Focal points for discussions and solicited submissions include but are not limited to:
1. Case studies of practical applications that operate on large data sets or computationally intensive models; typical data and workflow patterns; machine learning challenges and lessons learned.
2. Insights about the end users for large-scale learning: who are they, what are their needs, what expertise is required of them?
3. Common data characteristics: is it more typical for data to appear in streams or in batches? What are the applications that demand online or real-time learning, and how can the engineering challenges for deploying autonomously adaptive systems be overcome? Which analytic and learning problems are more appropriate for (or even require) analysis in the cloud, and when is “desktop” learning on sub-sampled or compressed data sufficient?
4. Choices in data storage and management, e.g., trade-offs between classical RDBMS and NoSQL platforms from a data analysis and machine learning perspectives.
5. The feasibility of alternate structured data storage: object databases, graph databases, and streams.
6. Suitability of different distributed system platforms and programming paradigms: Hadoop, DryadLINQ, EC2, Azure, etc.
7. Applicability of different learning and analysis techniques: prediction models that require large-scale training, vs. simpler data analysis (e.g., summary statistics), which is needed when.
8. Computationally intensive learning and inference: Big Learning doesn’t just mean 9. Big Data it also can mean massive models or structured prediction tasks.
Labeling and supervision: scenarios for large-scale label availability and appropriate learning approaches. Making use of diverse labeling strategies (curated vs. noisy/crowd-sourced/feedback-based labeling)
10. Real-world deployment issues: initial prototyping requires quickly-implemented-and-expandable solutions, along with the ability to easily incorporate new features/data sources.
11. Practicality of high-performance hardware for large-scale learning (e.g., GPUs, FPGAs, ASIC). GPU vs. CPU processors: programming strategies and performance opportunities and tradeoffs.
12. Unifying the disparate data structures and software libraries that have emerged in the GP-GPU community.
13. Evaluation methodology and trade-offs between machine learning metrics (predictive accuracy), computational performance (throughput, latency, speedup), and engineering complexity and cost.
14. Principled methods for dealing with huge numbers of features. As the number of data points grow, often times so do the number of features as well as their dependence structure. Does Big Learning require, for example, better ways of doing multiple hypothesis testing than FDR?
15. Determination of when is an answer good enough. How can we efficiently estimate confidence intervals over Big Data?

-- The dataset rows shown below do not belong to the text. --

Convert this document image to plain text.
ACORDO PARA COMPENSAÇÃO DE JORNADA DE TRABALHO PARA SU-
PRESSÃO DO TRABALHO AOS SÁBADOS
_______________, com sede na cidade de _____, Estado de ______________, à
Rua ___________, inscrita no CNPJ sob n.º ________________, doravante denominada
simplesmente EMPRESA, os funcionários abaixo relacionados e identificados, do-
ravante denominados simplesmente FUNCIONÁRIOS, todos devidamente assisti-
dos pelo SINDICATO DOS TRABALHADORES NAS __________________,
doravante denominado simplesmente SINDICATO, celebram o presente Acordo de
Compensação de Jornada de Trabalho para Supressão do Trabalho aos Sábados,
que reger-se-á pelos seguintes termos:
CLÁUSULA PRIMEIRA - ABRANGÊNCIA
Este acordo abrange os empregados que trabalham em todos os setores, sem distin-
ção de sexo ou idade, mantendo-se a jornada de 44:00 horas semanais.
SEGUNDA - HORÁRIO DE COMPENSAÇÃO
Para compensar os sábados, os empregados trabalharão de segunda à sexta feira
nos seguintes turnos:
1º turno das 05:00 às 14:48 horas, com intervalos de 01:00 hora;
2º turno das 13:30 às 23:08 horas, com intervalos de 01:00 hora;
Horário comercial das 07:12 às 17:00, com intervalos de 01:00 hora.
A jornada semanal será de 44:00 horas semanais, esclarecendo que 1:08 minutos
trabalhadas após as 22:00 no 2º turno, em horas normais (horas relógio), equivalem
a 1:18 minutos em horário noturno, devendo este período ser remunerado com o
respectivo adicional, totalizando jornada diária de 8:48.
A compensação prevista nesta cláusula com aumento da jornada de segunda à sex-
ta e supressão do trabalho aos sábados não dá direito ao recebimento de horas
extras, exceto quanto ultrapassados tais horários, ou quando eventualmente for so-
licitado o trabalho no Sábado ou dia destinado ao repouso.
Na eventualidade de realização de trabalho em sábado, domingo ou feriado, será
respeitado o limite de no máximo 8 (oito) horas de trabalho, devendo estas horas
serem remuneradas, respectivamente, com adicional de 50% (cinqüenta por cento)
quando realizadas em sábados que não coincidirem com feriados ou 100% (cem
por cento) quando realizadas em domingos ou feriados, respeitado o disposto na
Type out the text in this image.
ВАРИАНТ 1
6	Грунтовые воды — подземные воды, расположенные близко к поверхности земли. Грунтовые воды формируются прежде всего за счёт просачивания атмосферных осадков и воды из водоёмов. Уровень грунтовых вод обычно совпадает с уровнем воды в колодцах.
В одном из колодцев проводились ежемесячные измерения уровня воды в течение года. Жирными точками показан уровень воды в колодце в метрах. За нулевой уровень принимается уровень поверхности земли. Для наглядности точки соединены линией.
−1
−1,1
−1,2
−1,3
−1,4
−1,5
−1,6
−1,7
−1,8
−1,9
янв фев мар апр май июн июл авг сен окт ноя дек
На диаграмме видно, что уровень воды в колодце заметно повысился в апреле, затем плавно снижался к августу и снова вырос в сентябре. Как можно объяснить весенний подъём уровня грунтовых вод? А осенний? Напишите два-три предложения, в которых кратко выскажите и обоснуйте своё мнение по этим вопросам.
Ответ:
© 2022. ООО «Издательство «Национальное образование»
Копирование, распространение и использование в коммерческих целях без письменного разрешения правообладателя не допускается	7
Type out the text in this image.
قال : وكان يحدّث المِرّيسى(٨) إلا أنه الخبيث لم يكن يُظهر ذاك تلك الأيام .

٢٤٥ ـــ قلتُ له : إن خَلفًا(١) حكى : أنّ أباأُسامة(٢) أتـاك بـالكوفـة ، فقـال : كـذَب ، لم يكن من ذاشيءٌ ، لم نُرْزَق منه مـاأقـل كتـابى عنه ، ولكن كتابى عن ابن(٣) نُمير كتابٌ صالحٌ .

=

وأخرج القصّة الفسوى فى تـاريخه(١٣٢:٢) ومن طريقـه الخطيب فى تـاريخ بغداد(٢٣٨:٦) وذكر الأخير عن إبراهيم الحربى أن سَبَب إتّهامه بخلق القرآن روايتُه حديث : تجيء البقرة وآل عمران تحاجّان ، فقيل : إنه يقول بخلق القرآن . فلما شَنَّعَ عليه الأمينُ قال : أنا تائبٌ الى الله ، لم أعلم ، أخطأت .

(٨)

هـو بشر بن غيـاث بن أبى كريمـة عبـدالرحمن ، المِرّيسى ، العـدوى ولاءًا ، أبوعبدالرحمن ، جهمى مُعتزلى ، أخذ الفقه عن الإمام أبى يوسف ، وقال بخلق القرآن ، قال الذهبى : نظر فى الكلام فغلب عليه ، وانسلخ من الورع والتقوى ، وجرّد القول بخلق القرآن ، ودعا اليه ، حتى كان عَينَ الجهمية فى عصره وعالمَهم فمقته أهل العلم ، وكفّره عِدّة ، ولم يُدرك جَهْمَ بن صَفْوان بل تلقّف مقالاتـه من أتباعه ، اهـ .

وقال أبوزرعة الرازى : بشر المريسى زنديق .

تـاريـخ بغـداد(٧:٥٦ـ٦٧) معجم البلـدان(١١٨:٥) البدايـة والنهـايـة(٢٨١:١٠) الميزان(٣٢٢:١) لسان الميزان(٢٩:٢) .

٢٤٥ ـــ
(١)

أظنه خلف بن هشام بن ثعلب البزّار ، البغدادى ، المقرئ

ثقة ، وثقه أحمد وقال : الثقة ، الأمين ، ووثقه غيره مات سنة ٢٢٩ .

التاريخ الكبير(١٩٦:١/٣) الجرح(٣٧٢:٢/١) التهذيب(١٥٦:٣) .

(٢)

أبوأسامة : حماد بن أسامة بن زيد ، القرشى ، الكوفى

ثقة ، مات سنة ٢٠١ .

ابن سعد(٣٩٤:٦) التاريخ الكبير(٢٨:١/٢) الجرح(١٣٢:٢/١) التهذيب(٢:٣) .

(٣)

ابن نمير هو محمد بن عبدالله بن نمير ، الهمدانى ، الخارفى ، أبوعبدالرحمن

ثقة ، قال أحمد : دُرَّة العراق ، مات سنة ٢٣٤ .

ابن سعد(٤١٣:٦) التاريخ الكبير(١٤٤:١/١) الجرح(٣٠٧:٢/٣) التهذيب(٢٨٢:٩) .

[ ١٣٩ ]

Target audience includes industry and academic researchers from the various subfields relevant to large-scale machine learning, with a strong bias for either position talks that aim to induce discussion, or accessible overviews of the state-of-the-art. We will solicit paper submissions in the form of short, long and position papers as well as demo proposals. Papers that focus on emerging applications or deployment case studies will be particularly encouraged, while demos of operational toolkits and platforms will be considered for inclusion in the primary program of the workshop.